Carl Schurz, the statesman

Carl Schurz during the Lincoln County War
Carl Schurz during the Lincoln County War

[America, around 1870/80] Carl Schurz, the German revolutionary of 1848/49, loved his new homeland. After the Civil War, he moved to St. Louis, and in 1869 he was elected to the US Senate for Missouri.

Already soon Schurz saw the dark side of American politics. In Washington, the “spoils system’ ruled – the state officials were hired and dismissed by party membership, not by capability. Under President Ulysses S. Grant, corruption was rampant and the President himself was involved in it. Eventually, the Republican Senator broke with the Republican President.

Secretary of the Interior (1877, America)

In the same year, the new President Rutherford B. Hayes (1877-81) appointed Carl Schurz as Secretary of the Interior to his cabinet. But what a difficult task lay before Schurz! When he took office, his top priority was to reform the civil service. But soon he realized that his most urgent problem was the Indian question. A year earlier, on June 25, 1876, the 7th Cavalry under General Custer had been destroyed at Little Big Horn by the Sioux. Now great hatred was borne against the Indians. In the Southwest, the Apaches were still fighting a grim guerilla war against the Whites.

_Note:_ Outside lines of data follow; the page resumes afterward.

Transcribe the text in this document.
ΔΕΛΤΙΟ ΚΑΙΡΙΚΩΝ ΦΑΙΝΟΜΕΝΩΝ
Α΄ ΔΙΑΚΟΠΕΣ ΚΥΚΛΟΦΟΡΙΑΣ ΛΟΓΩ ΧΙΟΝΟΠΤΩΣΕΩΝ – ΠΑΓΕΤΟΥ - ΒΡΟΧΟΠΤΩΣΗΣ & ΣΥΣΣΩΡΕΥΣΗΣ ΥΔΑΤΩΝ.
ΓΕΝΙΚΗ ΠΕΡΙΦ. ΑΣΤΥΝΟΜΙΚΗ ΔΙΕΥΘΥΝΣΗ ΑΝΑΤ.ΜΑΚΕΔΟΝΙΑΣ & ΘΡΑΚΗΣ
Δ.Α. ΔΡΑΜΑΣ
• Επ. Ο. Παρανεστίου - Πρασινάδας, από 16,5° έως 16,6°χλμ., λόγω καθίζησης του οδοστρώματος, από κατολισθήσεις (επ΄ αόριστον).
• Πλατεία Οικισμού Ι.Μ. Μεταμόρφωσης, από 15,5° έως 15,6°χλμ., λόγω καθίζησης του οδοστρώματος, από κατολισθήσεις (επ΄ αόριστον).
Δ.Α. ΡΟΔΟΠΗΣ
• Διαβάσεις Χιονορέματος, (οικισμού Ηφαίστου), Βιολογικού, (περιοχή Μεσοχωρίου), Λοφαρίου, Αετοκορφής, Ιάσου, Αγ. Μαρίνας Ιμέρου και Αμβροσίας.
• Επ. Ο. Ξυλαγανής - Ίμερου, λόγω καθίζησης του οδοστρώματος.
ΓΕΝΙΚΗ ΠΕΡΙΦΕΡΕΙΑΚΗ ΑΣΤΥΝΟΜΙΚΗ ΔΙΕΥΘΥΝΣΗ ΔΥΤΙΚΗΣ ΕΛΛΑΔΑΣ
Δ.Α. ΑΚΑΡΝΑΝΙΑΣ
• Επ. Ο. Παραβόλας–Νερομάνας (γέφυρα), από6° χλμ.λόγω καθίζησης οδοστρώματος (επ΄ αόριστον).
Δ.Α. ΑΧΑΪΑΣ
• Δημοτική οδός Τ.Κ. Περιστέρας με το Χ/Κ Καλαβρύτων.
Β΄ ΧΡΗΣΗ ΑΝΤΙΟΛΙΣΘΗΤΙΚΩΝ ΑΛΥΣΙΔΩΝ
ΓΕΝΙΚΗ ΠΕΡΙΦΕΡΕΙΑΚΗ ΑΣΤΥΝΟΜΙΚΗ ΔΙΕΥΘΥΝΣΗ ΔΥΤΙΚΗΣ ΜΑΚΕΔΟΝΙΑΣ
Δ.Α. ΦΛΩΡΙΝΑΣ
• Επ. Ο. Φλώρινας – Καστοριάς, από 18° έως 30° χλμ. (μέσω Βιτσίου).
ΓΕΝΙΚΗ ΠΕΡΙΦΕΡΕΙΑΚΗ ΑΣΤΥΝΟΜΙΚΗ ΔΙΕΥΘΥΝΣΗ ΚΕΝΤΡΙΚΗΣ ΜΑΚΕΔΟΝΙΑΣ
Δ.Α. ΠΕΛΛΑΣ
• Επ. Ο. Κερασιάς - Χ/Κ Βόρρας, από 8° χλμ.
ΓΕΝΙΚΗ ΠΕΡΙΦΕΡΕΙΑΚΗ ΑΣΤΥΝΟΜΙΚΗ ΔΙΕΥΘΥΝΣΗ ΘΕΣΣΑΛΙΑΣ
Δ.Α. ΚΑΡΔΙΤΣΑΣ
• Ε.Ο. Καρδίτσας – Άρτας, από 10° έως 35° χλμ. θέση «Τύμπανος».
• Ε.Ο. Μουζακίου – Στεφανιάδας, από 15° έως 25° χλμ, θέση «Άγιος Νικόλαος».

Schurz wrote about that later. “The history of our relationship with the Indians consists largely of broken contracts, unjust wars and cruel exploitation.”* He could not avert the tragic end of the Indians, although he tirelessly struggled for a fair solution and often enough found himself between a rock and a hard place. Thanks to him, the Indian question remained as a civilian and administrative task with his department, instead of being transferred to the War Department. But there was no more space for the free, unbound life of the Indians.

It was the era of the Wild West, when more and more ranchers, settlers, but also adventurers and bandits went to the still open country. In Lincoln County, New Mexico a war over pasture raged. Billy the Kid had avenged the murder of his benefactor and was now on the run. The acting governor Axtell was a failure, and accused of being corrupt. Secretary of the Interior Carl Schurz initiated an investigation into Axtell’s activities as governor, it turned up so much corruption that Secretary Schurz suspended the Governor, and President Rutherford B. Hayes appointed General Lew Wallace, the author of “Ben Hur”.

Elder Statesman

President Hayes did not run for re-election and Schurz returned to journalism and writing, and he moved to New York. He remained a strong fighter for honest government and encouraged reform-minded Republicans, commonly referred to as Mugwumps.

*Bancroft, Speeches IV., S. 116. Quoted from: Rudolf Geiger, der deutsche Amerikaner, page 282.